Natural Resources Institute Finland (Luke), 31600 Jokioinen, Finland.
Natural Resources Institute Finland (Luke), 31600 Jokioinen, Finland.
J Dairy Sci. 2018 May;101(5):4268-4278. doi: 10.3168/jds.2017-13936. Epub 2018 Feb 22.
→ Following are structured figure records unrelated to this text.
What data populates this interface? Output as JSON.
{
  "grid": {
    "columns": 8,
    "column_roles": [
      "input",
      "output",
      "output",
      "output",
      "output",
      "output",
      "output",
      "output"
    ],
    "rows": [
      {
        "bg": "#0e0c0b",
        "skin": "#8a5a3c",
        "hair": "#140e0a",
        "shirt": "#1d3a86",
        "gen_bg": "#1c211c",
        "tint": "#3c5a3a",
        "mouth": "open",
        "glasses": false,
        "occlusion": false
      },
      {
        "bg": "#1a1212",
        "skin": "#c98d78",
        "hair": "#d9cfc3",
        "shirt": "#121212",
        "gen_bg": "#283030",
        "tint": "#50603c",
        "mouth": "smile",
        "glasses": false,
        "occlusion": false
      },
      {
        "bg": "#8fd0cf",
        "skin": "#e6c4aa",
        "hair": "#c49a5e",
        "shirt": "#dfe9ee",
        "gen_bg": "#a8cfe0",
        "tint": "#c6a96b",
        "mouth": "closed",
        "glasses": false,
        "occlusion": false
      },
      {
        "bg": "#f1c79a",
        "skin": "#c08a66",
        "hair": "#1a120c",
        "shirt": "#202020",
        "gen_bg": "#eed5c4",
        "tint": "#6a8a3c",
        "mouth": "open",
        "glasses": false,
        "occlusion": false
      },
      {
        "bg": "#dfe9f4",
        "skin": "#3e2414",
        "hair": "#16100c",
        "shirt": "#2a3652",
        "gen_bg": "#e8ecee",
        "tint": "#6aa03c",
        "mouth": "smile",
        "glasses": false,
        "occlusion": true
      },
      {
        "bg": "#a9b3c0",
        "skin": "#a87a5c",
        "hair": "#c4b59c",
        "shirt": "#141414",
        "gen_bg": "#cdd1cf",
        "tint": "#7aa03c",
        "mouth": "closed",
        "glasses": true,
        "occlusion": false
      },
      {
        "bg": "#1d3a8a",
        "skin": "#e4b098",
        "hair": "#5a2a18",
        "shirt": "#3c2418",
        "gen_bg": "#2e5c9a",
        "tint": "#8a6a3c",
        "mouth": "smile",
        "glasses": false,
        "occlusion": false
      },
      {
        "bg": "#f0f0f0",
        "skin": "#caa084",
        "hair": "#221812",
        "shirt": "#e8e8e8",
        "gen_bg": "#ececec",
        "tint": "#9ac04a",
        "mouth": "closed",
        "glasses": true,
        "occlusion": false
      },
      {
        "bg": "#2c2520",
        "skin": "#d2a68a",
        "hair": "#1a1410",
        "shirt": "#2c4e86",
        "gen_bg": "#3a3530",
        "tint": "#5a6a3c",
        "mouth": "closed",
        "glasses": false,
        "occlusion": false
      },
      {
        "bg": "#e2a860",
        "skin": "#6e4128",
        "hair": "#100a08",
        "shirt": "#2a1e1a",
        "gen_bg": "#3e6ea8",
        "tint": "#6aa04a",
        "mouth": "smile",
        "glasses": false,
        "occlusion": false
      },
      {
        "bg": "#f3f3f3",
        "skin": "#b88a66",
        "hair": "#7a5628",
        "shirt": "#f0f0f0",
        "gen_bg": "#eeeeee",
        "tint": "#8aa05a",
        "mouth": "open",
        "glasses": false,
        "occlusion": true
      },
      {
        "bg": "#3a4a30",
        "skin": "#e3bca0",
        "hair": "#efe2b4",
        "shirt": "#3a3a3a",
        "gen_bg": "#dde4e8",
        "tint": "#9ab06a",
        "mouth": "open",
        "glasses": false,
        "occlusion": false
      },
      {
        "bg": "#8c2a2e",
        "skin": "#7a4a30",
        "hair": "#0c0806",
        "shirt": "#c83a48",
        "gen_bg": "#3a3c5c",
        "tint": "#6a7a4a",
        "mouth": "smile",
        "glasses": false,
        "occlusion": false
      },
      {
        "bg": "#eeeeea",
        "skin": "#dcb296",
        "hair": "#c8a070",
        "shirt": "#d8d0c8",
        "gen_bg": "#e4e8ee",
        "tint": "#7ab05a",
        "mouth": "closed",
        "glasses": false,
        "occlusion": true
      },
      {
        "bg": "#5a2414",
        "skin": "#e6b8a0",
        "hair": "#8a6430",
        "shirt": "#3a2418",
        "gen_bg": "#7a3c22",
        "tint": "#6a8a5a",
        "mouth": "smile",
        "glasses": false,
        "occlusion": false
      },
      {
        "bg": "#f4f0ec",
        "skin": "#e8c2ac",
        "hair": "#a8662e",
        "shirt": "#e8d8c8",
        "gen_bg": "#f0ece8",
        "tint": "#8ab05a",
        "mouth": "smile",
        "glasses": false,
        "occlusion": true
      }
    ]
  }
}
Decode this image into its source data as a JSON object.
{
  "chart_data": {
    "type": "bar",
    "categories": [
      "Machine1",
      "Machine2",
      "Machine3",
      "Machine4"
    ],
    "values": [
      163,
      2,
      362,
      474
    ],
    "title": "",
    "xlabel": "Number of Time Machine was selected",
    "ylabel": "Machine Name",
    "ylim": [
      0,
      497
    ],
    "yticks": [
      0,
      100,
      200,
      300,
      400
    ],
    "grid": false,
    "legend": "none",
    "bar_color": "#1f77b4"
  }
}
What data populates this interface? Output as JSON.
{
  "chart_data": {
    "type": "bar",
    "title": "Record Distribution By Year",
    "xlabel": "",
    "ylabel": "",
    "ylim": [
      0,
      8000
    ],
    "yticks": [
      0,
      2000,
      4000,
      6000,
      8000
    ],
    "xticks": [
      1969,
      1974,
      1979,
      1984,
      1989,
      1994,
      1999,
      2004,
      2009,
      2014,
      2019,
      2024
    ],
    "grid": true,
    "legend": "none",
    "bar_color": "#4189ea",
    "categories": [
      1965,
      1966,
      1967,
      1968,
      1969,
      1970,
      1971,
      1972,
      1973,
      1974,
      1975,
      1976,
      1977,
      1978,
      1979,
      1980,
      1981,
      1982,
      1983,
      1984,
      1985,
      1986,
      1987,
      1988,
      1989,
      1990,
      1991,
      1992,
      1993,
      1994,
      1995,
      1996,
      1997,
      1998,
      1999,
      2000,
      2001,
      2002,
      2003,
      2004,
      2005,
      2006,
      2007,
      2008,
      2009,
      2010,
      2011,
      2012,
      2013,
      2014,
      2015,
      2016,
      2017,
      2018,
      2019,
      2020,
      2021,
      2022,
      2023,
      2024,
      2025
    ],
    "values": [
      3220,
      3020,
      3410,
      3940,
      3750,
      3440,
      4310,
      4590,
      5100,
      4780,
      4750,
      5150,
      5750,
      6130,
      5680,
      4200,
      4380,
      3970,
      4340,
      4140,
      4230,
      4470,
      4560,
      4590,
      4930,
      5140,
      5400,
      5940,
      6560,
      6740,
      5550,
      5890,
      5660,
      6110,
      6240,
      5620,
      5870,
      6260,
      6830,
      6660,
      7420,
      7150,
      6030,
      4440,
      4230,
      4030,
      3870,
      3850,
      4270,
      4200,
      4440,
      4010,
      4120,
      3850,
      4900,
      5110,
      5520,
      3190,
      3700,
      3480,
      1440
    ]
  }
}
The main objective of this study was to assess the genetic differences in metabolizable energy efficiency and efficiency in partitioning metabolizable energy in different pathways: maintenance, milk production, and growth in primiparous dairy cows. Repeatability models for residual energy intake (REI) and metabolizable energy intake (MEI) were compared and the genetic and permanent environmental variations in MEI were partitioned into its energy sinks using random regression models. We proposed 2 new feed efficiency traits: metabolizable energy efficiency (MEE), which is formed by modeling MEI fitting regressions on energy sinks [metabolic body weight (BW), energy-corrected milk, body weight gain, and body weight loss] directly; and partial MEE (pMEE), where the model for MEE is extended with regressions on energy sinks nested within additive genetic and permanent environmental effects. The data used were collected from Luke's experimental farms Rehtijärvi and Minkiö between 1998 and 2014. There were altogether 12,350 weekly MEI records on 495 primiparous Nordic Red dairy cows from wk 2 to 40 of lactation. Heritability estimates for REI and MEE were moderate, 0.33 and 0.26, respectively. The estimate of the residual variance was smaller for MEE than for REI, indicating that analyzing weekly MEI observations simultaneously with energy sinks is preferable. Model validation based on Akaike's information criterion showed that pMEE models fitted the data even better and also resulted in smaller residual variance estimates. However, models that included random regression on BW converged slowly. The resulting genetic standard deviation estimate from the pMEE coefficient for milk production was 0.75 MJ of MEI/kg of energy-corrected milk. The derived partial heritabilities for energy efficiency in maintenance, milk production, and growth were 0.02, 0.06, and 0.04, respectively, indicating that some genetic variation may exist in the efficiency of using metabolizable energy for different pathways in dairy cows.
本研究的主要目的是评估初产奶牛在不同途径(维持、产奶和生长)中代谢能效率和代谢能分配效率的遗传差异。比较了剩余能量摄入量(REI)和代谢能摄入量(MEI)的重复模型,并使用随机回归模型将 MEI 的遗传和永久环境变异分解为其能量汇。我们提出了 2 个新的饲料效率性状:代谢能效率(MEE),通过对代谢能拟合回归到能量汇[代谢体重(BW)、能量校正奶、体重增加和体重损失]直接建模形成;部分 MEE(pMEE),其中 MEE 的模型通过在加性遗传和永久环境效应内嵌套回归来扩展。使用的数据是 1998 年至 2014 年间从 Luke 的实验农场 Rehtijärvi 和 Minkiö 收集的。在泌乳的第 2 至 40 周,有 495 头北欧红牛初产奶牛共 12350 个每周 MEI 记录。REI 和 MEE 的遗传力估计值适中,分别为 0.33 和 0.26。MEE 的剩余方差估计值小于 REI,表明同时分析每周 MEI 观测值和能量汇是可取的。基于赤池信息量准则的模型验证表明,pMEE 模型拟合数据的效果更好,并且也导致剩余方差估计值更小。然而,包括 BW 随机回归的模型收敛速度较慢。从 pMEE 产奶系数中得出的遗传标准偏差估计值为 0.75MJ MEI/kg 能量校正奶。维持、产奶和生长中能量效率的部分遗传力分别为 0.02、0.06 和 0.04,表明奶牛在不同途径中使用代谢能的效率可能存在一定的遗传变异。